The House version of the annual DoD authorization bill (HR-2810) seeks several changes in the way the department purchases services and goods, and how those purchases are audited.

One provision would add oversight to service contracts–covering everything from consulting type services to maintenance on bases–by requiring more specificity in the funding requests for such contracts. That would have to be submitted through the regular budget process, ‘forcing the Pentagon to analyze actual needs and spending patterns much like they do for weapons,’ according to a summary.

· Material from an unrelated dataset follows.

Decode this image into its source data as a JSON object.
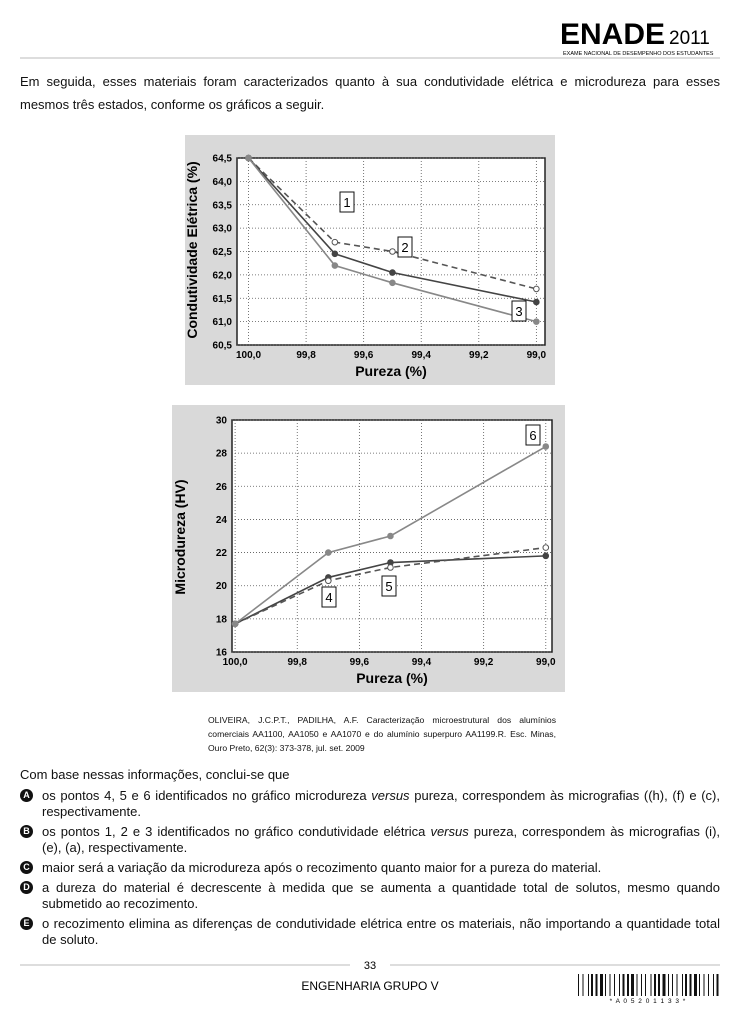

‘Those within the DoD who need to contract for a service will have to specify their requirements early enough to have them validated, the contracts awarded, and the funding secured. Congress will have a better idea of what kinds of services are being contracted and their cost,’ it says.

A second provision would allow the purchase of commercial off-the-shelf goods through online services commonly used by consumers and businesses. ‘These portals function like mini-marketplaces, ensuring that the buyer gets the best price without a lot of red tape. Using these portals has the added benefit of allowing DoD to track and analyze procurement data. Any business will tell you that this ‘spend analysis’ is critical to efficient operations. For the government, that kind of transparency and accountability would be revolutionary,’ the summary says.

A third provision would require DoD to have more of its incurred costs audits–reviews of money already paid out–conducted by private sector audit firms, allowing the DCAA to ‘focus its experience and expertise on forward-pricing audits where the taxpayer reaps real benefits.’